Ainsi, l’avocat estime que la présumée victime était consciente, cohérente. «Elle savait ce qui se passait. On ne peut pas évoquer l’intoxication pour expliquer les souvenirs flous. Ce serait trop simpliste», a exprimé Me Savard.

Ce dernier a aussi évoqué le fait que la plaignante, avant la soirée de Victoriaville, se faisait passer pour une fille de 18 ans sur le site Tinder. «N’est-il pas possible, a-t-il lancé, qu’elle ait agi de la même façon lors de la soirée à Victoriaville?»

Me Savard explique le comportement de la plaignante par un sentiment de honte. «Elle a éprouvé de la honte, des regrets, des remords à la suite des événements. Elle avait de la difficulté à faire face à la musique, au regard de ses parents et de ses amis, d’où les ajustements. Elle essaie de sauver la face. Pour se déculpabiliser, a-t-il expliqué, elle a mis le blâme sur Pierre-François Blondeau, notamment, et a fait savoir à l’organisateur de la soirée que ces trois individus allaient payer.»

Cette réaction, l’avocat la qualifie d’humaine. «Mais cela ne fait pas en sorte que le consentement n’était pas valable», a-t-il précisé.

De plus, la perception de son client sur l’âge de la plaignante, a-t-il confié, a été corroborée par plusieurs témoins de la poursuite notant qu’elle semblait plus vieille que son âge.

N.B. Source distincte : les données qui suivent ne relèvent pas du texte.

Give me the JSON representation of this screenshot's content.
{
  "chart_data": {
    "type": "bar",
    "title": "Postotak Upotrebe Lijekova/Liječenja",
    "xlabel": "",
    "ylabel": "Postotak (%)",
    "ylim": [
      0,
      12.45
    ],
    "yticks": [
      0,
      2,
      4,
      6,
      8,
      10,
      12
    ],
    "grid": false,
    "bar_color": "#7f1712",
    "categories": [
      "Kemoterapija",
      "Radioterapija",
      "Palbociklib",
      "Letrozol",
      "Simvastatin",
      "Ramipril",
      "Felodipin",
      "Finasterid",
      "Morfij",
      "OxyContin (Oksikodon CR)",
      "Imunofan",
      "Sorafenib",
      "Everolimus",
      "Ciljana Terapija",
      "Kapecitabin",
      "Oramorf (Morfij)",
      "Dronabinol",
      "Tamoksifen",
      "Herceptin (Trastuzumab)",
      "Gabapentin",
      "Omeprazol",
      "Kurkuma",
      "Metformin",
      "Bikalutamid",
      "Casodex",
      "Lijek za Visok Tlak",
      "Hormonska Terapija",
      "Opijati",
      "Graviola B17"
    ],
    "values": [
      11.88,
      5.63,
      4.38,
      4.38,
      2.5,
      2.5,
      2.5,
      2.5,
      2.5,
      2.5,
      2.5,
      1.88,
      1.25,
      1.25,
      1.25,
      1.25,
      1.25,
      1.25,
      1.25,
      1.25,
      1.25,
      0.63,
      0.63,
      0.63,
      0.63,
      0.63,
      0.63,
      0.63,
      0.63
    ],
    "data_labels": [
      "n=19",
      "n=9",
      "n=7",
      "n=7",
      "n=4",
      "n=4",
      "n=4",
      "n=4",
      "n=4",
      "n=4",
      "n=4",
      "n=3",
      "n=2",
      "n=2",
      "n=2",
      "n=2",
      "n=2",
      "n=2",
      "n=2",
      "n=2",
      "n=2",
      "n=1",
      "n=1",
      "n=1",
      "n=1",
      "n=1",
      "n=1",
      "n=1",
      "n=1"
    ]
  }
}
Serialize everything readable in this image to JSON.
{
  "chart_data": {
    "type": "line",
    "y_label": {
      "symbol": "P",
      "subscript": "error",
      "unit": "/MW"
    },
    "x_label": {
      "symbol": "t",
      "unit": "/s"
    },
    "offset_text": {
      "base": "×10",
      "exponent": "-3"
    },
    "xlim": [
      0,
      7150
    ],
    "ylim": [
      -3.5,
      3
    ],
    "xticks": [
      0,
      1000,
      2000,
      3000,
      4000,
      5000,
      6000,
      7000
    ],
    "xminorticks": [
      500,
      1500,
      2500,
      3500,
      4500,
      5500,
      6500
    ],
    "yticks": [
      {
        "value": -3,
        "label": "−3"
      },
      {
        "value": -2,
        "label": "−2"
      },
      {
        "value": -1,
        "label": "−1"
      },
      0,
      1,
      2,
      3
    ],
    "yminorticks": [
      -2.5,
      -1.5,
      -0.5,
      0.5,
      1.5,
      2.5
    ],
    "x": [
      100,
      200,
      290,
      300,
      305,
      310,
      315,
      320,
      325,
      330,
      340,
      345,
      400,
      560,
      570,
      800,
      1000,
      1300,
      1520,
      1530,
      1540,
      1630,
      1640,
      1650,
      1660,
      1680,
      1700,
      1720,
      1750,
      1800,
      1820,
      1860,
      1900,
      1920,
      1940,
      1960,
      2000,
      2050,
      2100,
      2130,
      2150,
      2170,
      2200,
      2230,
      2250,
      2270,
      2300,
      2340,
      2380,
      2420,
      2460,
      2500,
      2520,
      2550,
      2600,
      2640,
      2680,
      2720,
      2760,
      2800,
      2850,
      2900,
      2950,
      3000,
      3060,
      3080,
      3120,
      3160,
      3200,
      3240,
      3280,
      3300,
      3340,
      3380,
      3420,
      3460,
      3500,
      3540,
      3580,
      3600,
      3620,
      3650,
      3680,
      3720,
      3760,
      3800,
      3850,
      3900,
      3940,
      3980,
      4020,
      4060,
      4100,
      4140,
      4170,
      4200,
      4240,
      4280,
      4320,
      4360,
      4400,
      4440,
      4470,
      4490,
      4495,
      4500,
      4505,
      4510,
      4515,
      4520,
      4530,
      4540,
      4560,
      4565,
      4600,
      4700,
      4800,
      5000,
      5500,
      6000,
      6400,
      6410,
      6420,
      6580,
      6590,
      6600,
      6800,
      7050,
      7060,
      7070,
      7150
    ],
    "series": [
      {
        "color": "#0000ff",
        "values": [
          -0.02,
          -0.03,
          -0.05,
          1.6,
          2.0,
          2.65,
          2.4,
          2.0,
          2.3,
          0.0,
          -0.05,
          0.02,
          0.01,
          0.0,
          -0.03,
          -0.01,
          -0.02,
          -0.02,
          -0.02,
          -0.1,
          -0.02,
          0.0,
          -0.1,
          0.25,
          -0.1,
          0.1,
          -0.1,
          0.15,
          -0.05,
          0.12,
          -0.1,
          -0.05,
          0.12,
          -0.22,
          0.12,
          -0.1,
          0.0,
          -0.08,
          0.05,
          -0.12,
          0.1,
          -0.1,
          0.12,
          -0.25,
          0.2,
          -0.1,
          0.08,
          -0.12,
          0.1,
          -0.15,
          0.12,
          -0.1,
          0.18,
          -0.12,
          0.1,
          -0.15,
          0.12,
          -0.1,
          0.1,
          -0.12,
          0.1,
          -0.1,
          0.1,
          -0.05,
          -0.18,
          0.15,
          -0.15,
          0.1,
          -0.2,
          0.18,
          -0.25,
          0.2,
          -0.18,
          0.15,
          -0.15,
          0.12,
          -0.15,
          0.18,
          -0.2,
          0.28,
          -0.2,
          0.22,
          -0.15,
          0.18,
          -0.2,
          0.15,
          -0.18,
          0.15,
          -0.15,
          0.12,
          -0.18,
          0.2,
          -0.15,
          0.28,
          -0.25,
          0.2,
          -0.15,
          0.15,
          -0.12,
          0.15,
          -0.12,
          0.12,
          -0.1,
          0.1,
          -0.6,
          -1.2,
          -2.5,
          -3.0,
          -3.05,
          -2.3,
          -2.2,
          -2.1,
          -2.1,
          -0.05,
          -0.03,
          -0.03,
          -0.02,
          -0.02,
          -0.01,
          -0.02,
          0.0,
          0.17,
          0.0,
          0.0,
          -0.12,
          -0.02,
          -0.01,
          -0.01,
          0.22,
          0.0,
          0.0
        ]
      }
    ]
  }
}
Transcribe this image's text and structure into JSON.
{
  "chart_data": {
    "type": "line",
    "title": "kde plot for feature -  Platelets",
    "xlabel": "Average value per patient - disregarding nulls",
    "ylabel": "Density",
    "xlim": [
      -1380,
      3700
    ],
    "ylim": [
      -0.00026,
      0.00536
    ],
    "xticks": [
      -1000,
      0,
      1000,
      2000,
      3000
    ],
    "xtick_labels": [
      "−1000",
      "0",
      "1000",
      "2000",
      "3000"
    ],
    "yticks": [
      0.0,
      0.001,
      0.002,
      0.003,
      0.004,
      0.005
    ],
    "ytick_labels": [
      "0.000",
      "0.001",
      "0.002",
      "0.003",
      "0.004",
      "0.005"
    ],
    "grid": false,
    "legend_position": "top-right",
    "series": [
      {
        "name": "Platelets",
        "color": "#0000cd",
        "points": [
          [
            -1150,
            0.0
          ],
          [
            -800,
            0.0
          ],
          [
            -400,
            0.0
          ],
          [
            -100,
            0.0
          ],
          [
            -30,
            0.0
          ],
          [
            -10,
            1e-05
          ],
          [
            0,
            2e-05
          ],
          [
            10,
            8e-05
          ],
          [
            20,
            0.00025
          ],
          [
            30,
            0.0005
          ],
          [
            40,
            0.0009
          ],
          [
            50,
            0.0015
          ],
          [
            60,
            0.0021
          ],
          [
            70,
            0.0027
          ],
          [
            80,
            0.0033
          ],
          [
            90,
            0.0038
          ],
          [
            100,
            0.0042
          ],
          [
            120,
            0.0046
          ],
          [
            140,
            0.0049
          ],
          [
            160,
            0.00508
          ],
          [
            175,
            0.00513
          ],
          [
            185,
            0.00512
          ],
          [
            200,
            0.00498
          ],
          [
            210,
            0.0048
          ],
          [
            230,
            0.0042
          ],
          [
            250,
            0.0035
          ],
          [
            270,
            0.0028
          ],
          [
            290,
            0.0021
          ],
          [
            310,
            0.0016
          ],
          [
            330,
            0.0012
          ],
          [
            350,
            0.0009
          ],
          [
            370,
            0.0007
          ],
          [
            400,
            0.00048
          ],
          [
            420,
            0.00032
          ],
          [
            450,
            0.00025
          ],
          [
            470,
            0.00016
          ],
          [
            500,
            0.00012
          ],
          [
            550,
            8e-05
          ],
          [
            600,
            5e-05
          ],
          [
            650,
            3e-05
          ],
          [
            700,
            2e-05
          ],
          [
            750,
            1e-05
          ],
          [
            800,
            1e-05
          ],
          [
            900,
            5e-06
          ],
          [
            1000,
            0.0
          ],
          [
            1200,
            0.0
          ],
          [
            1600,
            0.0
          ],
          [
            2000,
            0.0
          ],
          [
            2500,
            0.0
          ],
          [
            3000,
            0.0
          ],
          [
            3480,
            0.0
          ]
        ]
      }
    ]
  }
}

Quant à une possible intoxication, Me Yves Savard a fait valoir que  la toxicologue judiciaire n’avait jamais, dans son témoignage, indiqué que la pilule consommée par la plaignante pouvait altérer le jugement, la perception ou le consentement. «Il n’y a aucune preuve là-dessus», a-t-il dit, tout en rappelant, par ailleurs, le témoignage de la biologiste judiciaire qui n’a relevé, dans le Jeep, aucune trace de sperme ou de sang.

Ce qui, a-t-il relevé,  vient corroborer les propos de Pierre-François Blondeau niant une relation vaginale ou anale, mais plutôt une fellation avec éjaculation.

Après une plaidoirie de plus de deux heures, Me Savard a conclu en affirmant que la preuve, selon lui, démontrait la non-culpabilité de son client sur les quatre chefs d’accusation : agression sexuelle avec lésions sur une adolescente de moins de 16 ans, agression sexuelle avec la participation d’une autre personne, contacts sexuels et incitation à des contacts. «Il n’a jamais rien demandé ou sollicité, n’a jamais forcé la plaignante ou agi contre son gré. Et elle était en état de consentir», a-t-il fait valoir.

Le procès se poursuivra à 14 h 30 avec la plaidoirie du procureur de la poursuite, Me Éric Thériault.

Par la suite, le jury aura congé jusqu’à jeudi matin, moment où il recevra les directives du juge François Huot de la Cour supérieure du Québec. Dès lors, le jury sera séquestré jusqu’à ce qu’il parvienne à un verdict unanime sur chacun des chefs d’accusation pour les trois accusés, Pierre-François Blondeau, Jean-Christophe Martin et Dominic Vézina.